Advertising funds must be strategically allocated bearing in mind that the older products will have reached their demand peak by the time a new product is introduced in the market. For Quasar computers investing additional advertising funds in Neutron would have not helped them increase their market share as that product already had ample competition, but investing in Ceres gave them the chance to widen their market share (University of Phoenix, 2002). In a perfect competition market sellers cannot influence the price at which their product is sold; price is determined by the market itself.
Buyers take the price as given and no seller should sell his or her product above the market price as he would encounter a noticeable loss in market share. Non-pricing strategies are actually the only way to increase profits in this type of market. The focal area is cost control and the investment in process improvement initiatives as this will allow for sellers to maximize their profits. This is a continuous effort as competitors will soon follow, work with their cost savings as well, and cause a drop in market prices.
When Quasar entered the perfect competition market they were able to make some profits due to the implementation of a cost saving initiative but this had to be a continuous one in order to be able to enjoy long term results (University of Phoenix, 2002).
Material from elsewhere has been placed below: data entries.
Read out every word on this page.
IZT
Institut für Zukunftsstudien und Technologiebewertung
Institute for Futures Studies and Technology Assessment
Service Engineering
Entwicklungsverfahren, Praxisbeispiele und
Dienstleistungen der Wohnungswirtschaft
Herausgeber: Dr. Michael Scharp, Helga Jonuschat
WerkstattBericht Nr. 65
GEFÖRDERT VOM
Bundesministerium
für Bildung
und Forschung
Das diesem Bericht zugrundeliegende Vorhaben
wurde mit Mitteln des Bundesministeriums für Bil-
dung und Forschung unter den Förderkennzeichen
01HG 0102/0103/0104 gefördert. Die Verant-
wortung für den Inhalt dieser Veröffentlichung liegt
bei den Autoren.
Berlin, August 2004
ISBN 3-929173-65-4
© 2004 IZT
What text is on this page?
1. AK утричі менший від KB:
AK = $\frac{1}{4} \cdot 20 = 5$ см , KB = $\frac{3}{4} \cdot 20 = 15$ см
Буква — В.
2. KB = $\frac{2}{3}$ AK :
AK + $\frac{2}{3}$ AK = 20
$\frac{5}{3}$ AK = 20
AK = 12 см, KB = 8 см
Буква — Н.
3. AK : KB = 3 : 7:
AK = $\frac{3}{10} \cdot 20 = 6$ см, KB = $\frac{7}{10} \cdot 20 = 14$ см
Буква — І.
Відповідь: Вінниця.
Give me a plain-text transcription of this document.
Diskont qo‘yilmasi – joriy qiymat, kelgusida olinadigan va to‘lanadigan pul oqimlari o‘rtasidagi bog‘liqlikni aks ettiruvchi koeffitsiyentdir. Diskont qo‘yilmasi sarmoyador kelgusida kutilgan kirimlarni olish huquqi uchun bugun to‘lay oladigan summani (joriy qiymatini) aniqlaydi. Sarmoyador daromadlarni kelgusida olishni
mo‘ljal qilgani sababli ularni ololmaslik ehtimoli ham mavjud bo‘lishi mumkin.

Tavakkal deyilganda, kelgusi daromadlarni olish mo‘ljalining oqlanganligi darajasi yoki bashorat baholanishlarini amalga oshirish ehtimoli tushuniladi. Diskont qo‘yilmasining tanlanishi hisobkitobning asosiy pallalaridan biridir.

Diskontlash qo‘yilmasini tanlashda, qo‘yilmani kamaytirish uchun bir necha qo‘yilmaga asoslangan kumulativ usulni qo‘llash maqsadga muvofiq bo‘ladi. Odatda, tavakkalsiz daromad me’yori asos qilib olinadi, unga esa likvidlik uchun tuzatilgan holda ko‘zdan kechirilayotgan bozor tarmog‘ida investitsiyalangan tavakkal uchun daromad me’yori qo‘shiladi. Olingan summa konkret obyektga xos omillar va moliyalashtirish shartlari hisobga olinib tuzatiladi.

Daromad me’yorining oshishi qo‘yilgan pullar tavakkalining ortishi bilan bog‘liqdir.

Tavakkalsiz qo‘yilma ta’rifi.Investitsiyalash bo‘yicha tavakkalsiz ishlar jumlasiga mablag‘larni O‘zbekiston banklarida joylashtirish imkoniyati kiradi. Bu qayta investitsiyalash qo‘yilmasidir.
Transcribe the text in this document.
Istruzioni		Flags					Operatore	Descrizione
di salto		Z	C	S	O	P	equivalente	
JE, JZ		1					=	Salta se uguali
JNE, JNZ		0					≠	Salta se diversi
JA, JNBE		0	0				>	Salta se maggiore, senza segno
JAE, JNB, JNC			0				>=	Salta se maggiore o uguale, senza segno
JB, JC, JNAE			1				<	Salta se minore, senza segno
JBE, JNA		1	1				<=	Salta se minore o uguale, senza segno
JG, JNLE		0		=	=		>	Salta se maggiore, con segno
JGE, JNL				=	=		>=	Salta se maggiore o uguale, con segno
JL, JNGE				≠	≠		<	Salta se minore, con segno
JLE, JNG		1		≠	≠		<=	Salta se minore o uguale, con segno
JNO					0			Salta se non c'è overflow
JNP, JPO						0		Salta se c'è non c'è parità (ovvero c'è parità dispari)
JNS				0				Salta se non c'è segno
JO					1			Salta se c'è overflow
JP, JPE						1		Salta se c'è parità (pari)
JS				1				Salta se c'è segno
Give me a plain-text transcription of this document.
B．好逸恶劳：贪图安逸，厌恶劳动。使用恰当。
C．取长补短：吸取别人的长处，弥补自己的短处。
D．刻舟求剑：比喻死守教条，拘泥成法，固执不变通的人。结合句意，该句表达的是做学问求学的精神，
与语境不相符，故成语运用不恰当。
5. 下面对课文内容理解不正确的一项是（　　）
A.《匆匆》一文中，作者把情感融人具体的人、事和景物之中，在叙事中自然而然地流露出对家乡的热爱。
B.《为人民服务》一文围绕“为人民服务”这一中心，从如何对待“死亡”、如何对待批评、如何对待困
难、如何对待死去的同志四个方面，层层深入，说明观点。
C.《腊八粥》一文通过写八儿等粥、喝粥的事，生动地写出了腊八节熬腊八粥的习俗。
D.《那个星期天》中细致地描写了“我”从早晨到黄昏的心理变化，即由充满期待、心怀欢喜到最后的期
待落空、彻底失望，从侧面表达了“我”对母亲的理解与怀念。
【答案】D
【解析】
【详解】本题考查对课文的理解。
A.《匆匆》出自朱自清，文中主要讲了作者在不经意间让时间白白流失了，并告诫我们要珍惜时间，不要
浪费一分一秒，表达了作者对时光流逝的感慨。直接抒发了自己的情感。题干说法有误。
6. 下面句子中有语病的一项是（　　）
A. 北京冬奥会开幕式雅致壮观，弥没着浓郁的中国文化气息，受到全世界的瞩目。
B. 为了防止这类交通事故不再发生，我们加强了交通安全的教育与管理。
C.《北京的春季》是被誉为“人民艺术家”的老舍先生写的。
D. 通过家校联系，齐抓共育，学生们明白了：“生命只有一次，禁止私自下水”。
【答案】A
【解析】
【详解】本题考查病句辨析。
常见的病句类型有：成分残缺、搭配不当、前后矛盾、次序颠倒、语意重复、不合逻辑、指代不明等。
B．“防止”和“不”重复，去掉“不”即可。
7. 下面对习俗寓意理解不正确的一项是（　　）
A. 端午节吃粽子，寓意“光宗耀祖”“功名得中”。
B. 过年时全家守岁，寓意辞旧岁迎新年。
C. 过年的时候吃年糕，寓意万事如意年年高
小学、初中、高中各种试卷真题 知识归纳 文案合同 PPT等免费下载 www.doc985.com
Roles of Technology, Research and Development Within the different market types it is usually more feasible for a monopoly player to acquire the best technology available to produce its goods while competitors in other types of markets sometimes don’t have the necessary capital to acquire the best available technology.
Therefore, monopoly players may sometimes produce goods at a lower cost than smaller firms competing in markets such as monopolistic competition. Although monopolies may have the funds, they also have less incentive to invest in the research and development of technology than the competitive markets. Monopolies already have the dominant market share that they need but for a monopolistic or a perfect competition investing in the development of technology is crucial to subsist.
Oligopolies usually have the funds to invest in research and development of technology and they also have the need to do so. The natural way to avoid the damaging price battles yet remain a market leader and increase profits is to invest in research and development of technology. Innovation throughout all types of markets is a great strategy to lead the market. For Quasar to enter a different type of market and explore a new product turned out to be a profitable, innovative decision.
Conclusion The market structures simulation exemplifies the contrasts of decision making within the different market structures of monopoly, oligopoly, monopolistic competition, and perfect competition. The decision of what is the best approach regarding pricing and non-pricing strategies will depend on the type of market under study. Raising price rates is not always the correct approach. When costs have already been reduced to their lowest point and sales are tough to find, implementing a better pricing strategy is vital to stay at the top of the game.